Le Ministre des Colonies affirmait : « notre grande colonie africaine ne pourra pas entièrement être tenue à l’écart de l’évolution qui se poursuit dans le monde de l’islam et il est plus que jamais nécessaire que nos administrateurs puissent, par leur formation, aussi bien dans les cercles qu’auprès de votre Gouvernement général, se renseigner, quotidiennement, sur les tendances nouvelles, l’origine des propagandes pernicieuses, et déceler, avant qu’ils ne se manifestent ouvertement, des mouvements de nature à contrarier l’action de notre administration  »[5]. C’était là des consignes pour parer à la « contagion » des colonies africaines par le nationalisme et l’anticolonialisme montants dans le Maghreb d’alors et les autres pays musulmans.

Malgré l’échec de cette « politique musulmane », l’étude de l’islam en Afrique s’est enrichie par des recherches conséquentes cependant dispersées et sans continuité. Car, en effet, les aléas politiques de l’avant-guerre n’ont pas permis la stabilisation du personnel en charge de telles études. Finalement, on s’est rabattu sur une politique qui, bien que favorisant la recherche sur cet islam, s’est contentée de mettre sa connaissance au service des objectifs coloniaux.
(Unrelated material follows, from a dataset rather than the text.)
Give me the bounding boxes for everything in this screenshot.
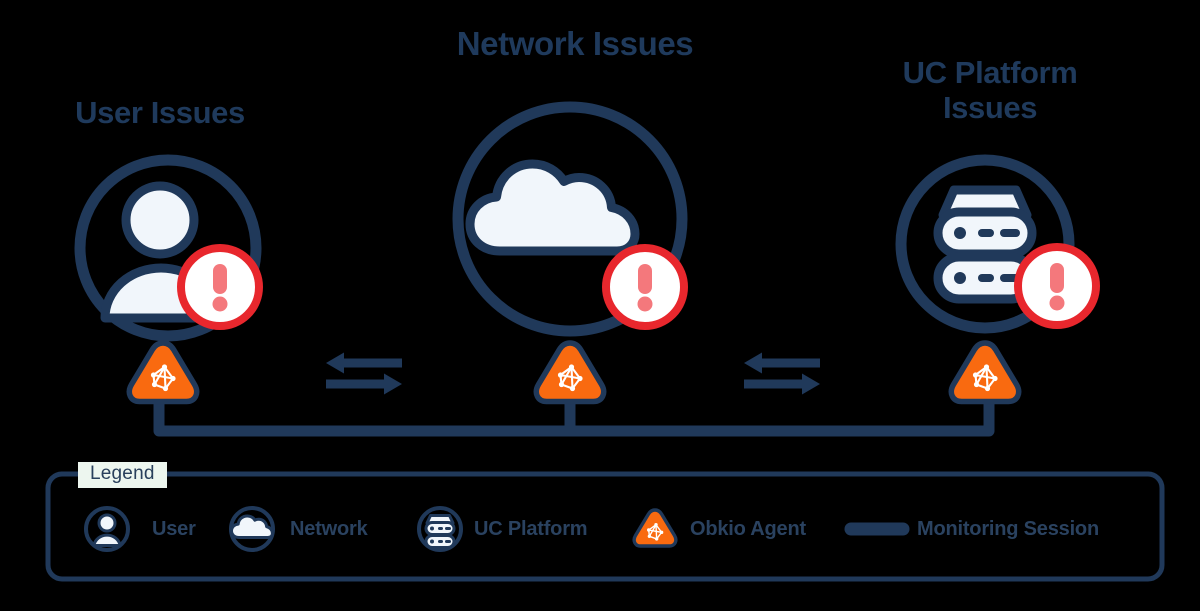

Il fallait, donc, théoriser cet islam et le promouvoir sous sa forme la plus « spécifique » à tout prix. Ainsi, vit le jour la théorie de l’« islam noir ». Cet islam fut conçu de la manière la plus schématique, comme une forme de « religion originale » qui, par le caractère « enfantin » et « superstitieux » du Noir, se serait éloignée de l’« ’islam originel », lui, pratiqué par les seuls Arabes. Au regard de ses tendances, « animistes » à certains égards, on le qualifia alors de « vagabondage islamique ». De cette spécificité largement cultivée et entretenue on tirera même la conclusion selon laquelle, l’islam africain serait inférieur.

Cependant, le fait le plus regrettable n’est pas la vision caricaturale née de toutes ces considérations, fruits d’un contexte socio-historique déterminé : c’est surtout sa marginalisation universitaire en Europe mais surtout dans le monde arabe.

On ne peut que déplorer le peu de place qui est faite à l’islam en Afrique et à ses différentes expressions dans les études islamologiques. Cette non prise en charge scientifique est liée à un sentiment selon lequel cet islam serait périphérique par rapport à l’ensemble du monde musulman qui n’a pas cessé, par l’actualité et l’histoire, de focaliser leur attention.

Christian Coulon a essayé de trouver une explication à ce fait qui n’a jamais obéi à des critères objectifs. Selon lui, « l’islamologie académique a épargné l’Afrique noire, sans doute, parce que les musulmans vivant au sud du Sahara paraissaient être loin du cœur de l’islam, de la civilisation islamique, référence obligée de toute littérature savante »[6].

C’est dans cette croyance en un islam africain isolé du reste du monde musulman qu’il faut chercher l’origine de tels préjugés défavorables. Mais il faut toujours qu’une telle opinion n’a jamais recoupé la réalité historique. Faudrait-il encore que des recherches sérieuses libérées des préjugés comme du culturalisme viennent réinvestir ce domaine qui n’a que trop souffert d’une marginalisation injustifiée.